U.S. President Donald Trump on Friday ordered reviews of major banking rules that were put in place after the 2008 financial crisis, drawing fire from Democrats who said his order lacked substance and squarely aligned him with Wall Street bankers.
Though the order was short on specifics, financial markets embraced Trump's signal that looser banking regulation is coming and pushed bank stocks higher. The Dow Jones U.S. Banks stocks index closed up 2.6 percent. [.N]
At a White House forum on Friday with U.S. business leaders, including JPMorgan Chase's CEO Jamie Dimon, Trump said his administration expects "to be cutting a lot out of Dodd-Frank."
That will involve a lot more than issuing an order, said former Democratic congressman Barney Frank, co-author of the 2010 Dodd-Frank Wall Street reform law that raised capital requirements for banks, restricted their trading by means of the "Volcker Rule," and created the Consumer Financial Protection Bureau to guard against predatory lending.
Trump "can’t make any substantial change in the financial reform bill without Congress,” Frank told Reuters. "The language in the order doesn’t do anything. It tells the secretary of the Treasury to give them something to read. The tone of it is to weaken the bill.”
Trump and other critics of the Dodd-Frank law say its regulations have hindered lending. At the meeting with CEO's on Friday Trump said, "I have so many people, friends of mine, that have nice businesses that can’t borrow money...because the banks just won’t let them borrow because of the rules and regulations in Dodd-Frank."
Despite such criticisms, recent data from the Federal Reserve Bank of St. Louis showed U.S. commercial-bank lending at a 70-year high, climbing steadily since late-2010.
Democratic Senator Elizabeth Warren who lobbied for the creation of the Consumer Financial Protection Bureau accused Trump of forsaking middle and lower-income individuals to help banks.
"The Wall Street bankers and lobbyists whose greed and recklessness nearly destroyed this country may be toasting each other with champagne, but the American people have not forgotten the 2008 financial crisis - and they will not forget what happened today,” she said in a statement.
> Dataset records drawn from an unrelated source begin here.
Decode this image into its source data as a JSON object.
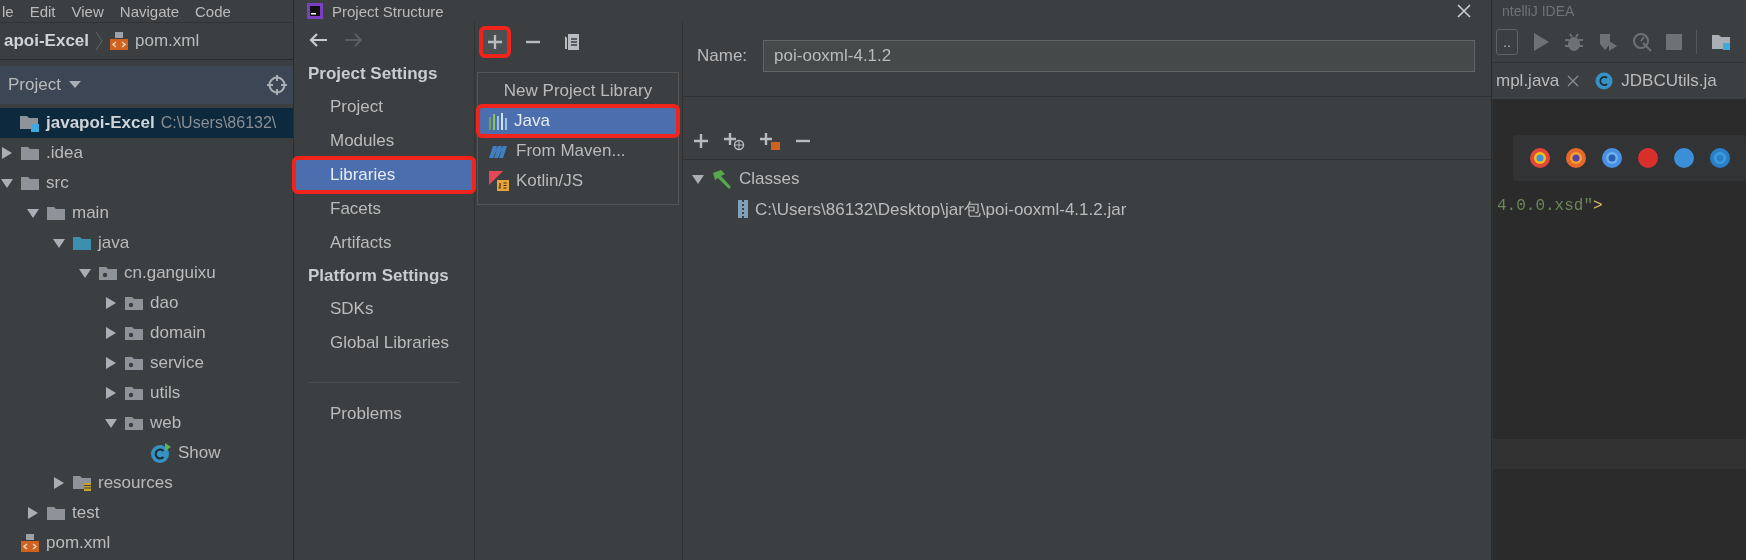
{
  "menu_bar": {
    "items": [
      "le",
      "Edit",
      "View",
      "Navigate",
      "Code"
    ]
  },
  "breadcrumb": {
    "items": [
      {
        "label": "apoi-Excel"
      },
      {
        "label": "pom.xml",
        "kind": "xml"
      }
    ]
  },
  "project_panel": {
    "title": "Project",
    "tree": [
      {
        "label": "javapoi-Excel",
        "kind": "module",
        "path": "C:\\Users\\86132\\",
        "selected": true,
        "children": [
          {
            "label": ".idea",
            "kind": "folder",
            "expanded": false,
            "selected": false
          },
          {
            "label": "src",
            "kind": "folder",
            "expanded": true,
            "selected": false,
            "children": [
              {
                "label": "main",
                "kind": "folder",
                "expanded": true,
                "selected": false,
                "children": [
                  {
                    "label": "java",
                    "kind": "source",
                    "expanded": true,
                    "selected": false,
                    "children": [
                      {
                        "label": "cn.ganguixu",
                        "kind": "package",
                        "expanded": true,
                        "selected": false,
                        "children": [
                          {
                            "label": "dao",
                            "kind": "package",
                            "expanded": false,
                            "selected": false
                          },
                          {
                            "label": "domain",
                            "kind": "package",
                            "expanded": false,
                            "selected": false
                          },
                          {
                            "label": "service",
                            "kind": "package",
                            "expanded": false,
                            "selected": false
                          },
                          {
                            "label": "utils",
                            "kind": "package",
                            "expanded": false,
                            "selected": false
                          },
                          {
                            "label": "web",
                            "kind": "package",
                            "expanded": true,
                            "selected": false,
                            "children": [
                              {
                                "label": "Show",
                                "kind": "class",
                                "selected": false
                              }
                            ]
                          }
                        ]
                      }
                    ]
                  },
                  {
                    "label": "resources",
                    "kind": "resources",
                    "expanded": false,
                    "selected": false
                  }
                ]
              },
              {
                "label": "test",
                "kind": "folder",
                "expanded": false,
                "selected": false
              }
            ]
          },
          {
            "label": "pom.xml",
            "kind": "xml",
            "selected": false
          }
        ]
      }
    ]
  },
  "dialog": {
    "title": "Project Structure",
    "nav_sections": [
      {
        "heading": "Project Settings",
        "items": [
          {
            "label": "Project",
            "selected": false,
            "annotated": false
          },
          {
            "label": "Modules",
            "selected": false,
            "annotated": false
          },
          {
            "label": "Libraries",
            "selected": true,
            "annotated": true
          },
          {
            "label": "Facets",
            "selected": false,
            "annotated": false
          },
          {
            "label": "Artifacts",
            "selected": false,
            "annotated": false
          }
        ]
      },
      {
        "heading": "Platform Settings",
        "items": [
          {
            "label": "SDKs",
            "selected": false,
            "annotated": false
          },
          {
            "label": "Global Libraries",
            "selected": false,
            "annotated": false
          }
        ]
      },
      {
        "items": [
          {
            "label": "Problems",
            "selected": false,
            "annotated": false
          }
        ]
      }
    ],
    "library_toolbar": [
      {
        "kind": "add",
        "annotated": true
      },
      {
        "kind": "remove",
        "annotated": false
      },
      {
        "kind": "copy",
        "annotated": false
      }
    ],
    "add_menu": {
      "header": "New Project Library",
      "items": [
        {
          "label": "Java",
          "kind": "java",
          "selected": true,
          "annotated": true
        },
        {
          "label": "From Maven...",
          "kind": "maven",
          "selected": false,
          "annotated": false
        },
        {
          "label": "Kotlin/JS",
          "kind": "kotlin",
          "selected": false,
          "annotated": false
        }
      ]
    },
    "name_label": "Name:",
    "name_value": "poi-ooxml-4.1.2",
    "roots_toolbar": [
      {
        "kind": "add"
      },
      {
        "kind": "add-url"
      },
      {
        "kind": "add-jar"
      },
      {
        "kind": "remove"
      }
    ],
    "roots_tree": [
      {
        "label": "Classes",
        "kind": "classes",
        "expanded": true,
        "selected": false,
        "children": [
          {
            "label": "C:\\Users\\86132\\Desktop\\jar包\\poi-ooxml-4.1.2.jar",
            "kind": "jar",
            "selected": false
          }
        ]
      }
    ]
  },
  "editor_window": {
    "title": "ntelliJ IDEA",
    "run_config": "..",
    "tabs": [
      {
        "label": "mpl.java",
        "kind": "plain",
        "closable": true,
        "selected": false
      },
      {
        "label": "JDBCUtils.ja",
        "kind": "class",
        "closable": false,
        "selected": false
      }
    ],
    "code_line": [
      {
        "text": "4.0.0.xsd\"",
        "kind": "string"
      },
      {
        "text": ">",
        "kind": "tag"
      }
    ]
  }
}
Trump's adviser leading the deregulation effort, National Economic Council Director Gary Cohn, was previously a top official at Goldman Sachs. Billionaire investor Carl Icahn, meanwhile, is counseling Trump on regulation across the government.
One order signed by Trump requires the U.S. Treasury Secretary to submit possible regulatory changes and legislation modifying Dodd-Frank in 120 days, according to a White House official.
Trump's pick for Treasury secretary, Steve Mnuchin, also a former Goldman banker, has yet to be confirmed by the full Senate.
Meanwhile, a memo tells the Labor Department to review a "fiduciary rule" for brokers offering retirement advice that was finalized in 2016. While early reports said Trump wanted to push off the rule's implementation, originally slated for April, by 180 days, the order did not mention any delay. The Labor Department late on Friday said it was considering legal options for delaying.